A single dose of 150 IU of CFA followed by daily rFSH will be administered. The initial rFSH administration will be dosed between 100 IU and 200 IU according to the following criteria: 200 or 300 IU: <3 follicles above 13 mm visible on transvaginal ultrasound; 150 IU, >2 follicles above 13 mm and circulating day-8 follicle-stimulating hormone (FSH) levels ≤20 IU/mL. 100 IU, >2 follicles above 13 mm and circulating day-8 FSH levels >20 IU/mL; Subjects will perform a step-down daily rFSH dose (fixed decreases in the dosing of 25 IU/day) until the triggering criteria are met or a minimum of 50 IU/day is reached. Subjects with <3 follicles above 13 mm visible will maintain 200 IU/day of rFSH until this criterion is met, initiating a fixed 25 IU/day stepdown protocol only from then onwards.
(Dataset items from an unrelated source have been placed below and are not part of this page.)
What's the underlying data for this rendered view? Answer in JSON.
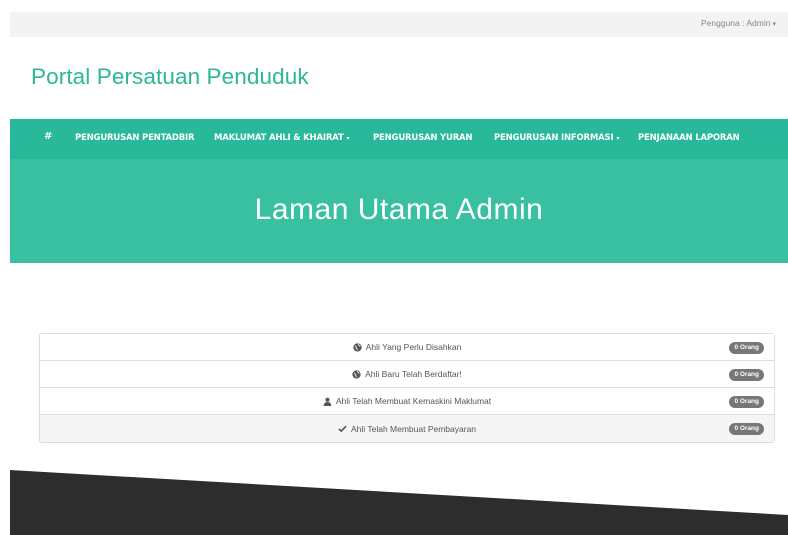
{
  "topbar": {
    "user_label": "Pengguna : Admin"
  },
  "brand": {
    "title": "Portal Persatuan Penduduk"
  },
  "nav": {
    "home_icon": "home-icon",
    "items": [
      {
        "label": "PENGURUSAN PENTADBIR",
        "dropdown": false
      },
      {
        "label": "MAKLUMAT AHLI & KHAIRAT",
        "dropdown": true
      },
      {
        "label": "PENGURUSAN YURAN",
        "dropdown": false
      },
      {
        "label": "PENGURUSAN INFORMASI",
        "dropdown": true
      },
      {
        "label": "PENJANAAN LAPORAN",
        "dropdown": false
      }
    ]
  },
  "hero": {
    "title": "Laman Utama Admin"
  },
  "list": {
    "rows": [
      {
        "icon": "globe-icon",
        "label": "Ahli Yang Perlu Disahkan",
        "badge": "0 Orang"
      },
      {
        "icon": "globe-icon",
        "label": "Ahli Baru Telah Berdaftar!",
        "badge": "0 Orang"
      },
      {
        "icon": "user-icon",
        "label": "Ahli Telah Membuat Kemaskini Maklumat",
        "badge": "0 Orang"
      },
      {
        "icon": "check-icon",
        "label": "Ahli Telah Membuat Pembayaran",
        "badge": "0 Orang"
      }
    ]
  },
  "colors": {
    "accent": "#27b99a",
    "hero": "#38c0a0",
    "brand_text": "#2cb895",
    "footer": "#2d2d2d"
  }
}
A single dose of 150 IU of CFA followed by a fixed daily rFSH dosing protocol of 200 or 300 IU will be administered as ovarian stimulation

Inclusion Criteria: Informed consent form (ICF) dated and signed. Age: ≥18 and ≤42 years old. AFC <20. AMH <2.5 ng/mL, performed in the 12 months prior to inclusion. Body Mass Index (BMI): ≥18.5 Kg/m2 and <30 Kg/m2. Weight: ≥50 kg and <80 kg. First or second ART cycle (with pregnancy wish and planned for single blastocyst transfer) at the study site, or fertility preservation cycle. Regular menstrual cycles (between 22 and 35 days). Two ovaries present. Exclusion Criteria: Simultaneous participation in another clinical study. Previous history of poor ovarian response (<4 oocytes retrieved) with a maximal dose of OS (≥300 IU/day) or OHSS, regardless of gonadotropin dose. Known reasons for impaired implantation (i.e. hydrosalpinx, fibroid distorting the endometrial cavity, Asherman's syndrome, thrombophilia or endometrial tuberculosis). Repeated miscarriages (>2 previous biochemical pregnancies or >2 spontaneous miscarriages). Recurrent implantation failure (>3 failed cycles with good quality embryos). Polycystic ovary syndrome (PCOS). Tumours of the ovary, breast, uterus, pituitary or hypothalamus. Abnormal (not menstrual) vaginal bleeding without a known/diagnosed cause. Ovarian cysts or enlarged ovaries. Fibroid tumours of the uterus incompatible with pregnancy. Malformations of the reproductive organs incompatible with pregnancy. Primary gonadal failure. Renal impairment defined as estimated glomerular filtration rate of 90 ml/min/1.73 m2 determined by the Modified Diet and Renal Disease (MDRD) equation at screening. Previous antibiotic hypersensitivity reactions (streptomycin and/or neomycin). Risk factors for thromboembolic events, such as a personal or family history, severe obesity or thrombophilia. Moderate or severe hepatic impairment. Untreated and uncontrolled thyroid dysfunction. Current use of oral contraceptive, anti-depressants, anti-psychotics, steroids, anti-epileptics or chemotherapy. Administration of exogenous Estradiol (E2), Progesterone (P4) or gonadotropins in the preceding menstrual cycle. Active female smoking. Acceptors of donated oocytes/embryos. Ongoing pregnancy. Women who have previously enrolled in the trial. Those unable to comprehend the investigational nature of the proposed study.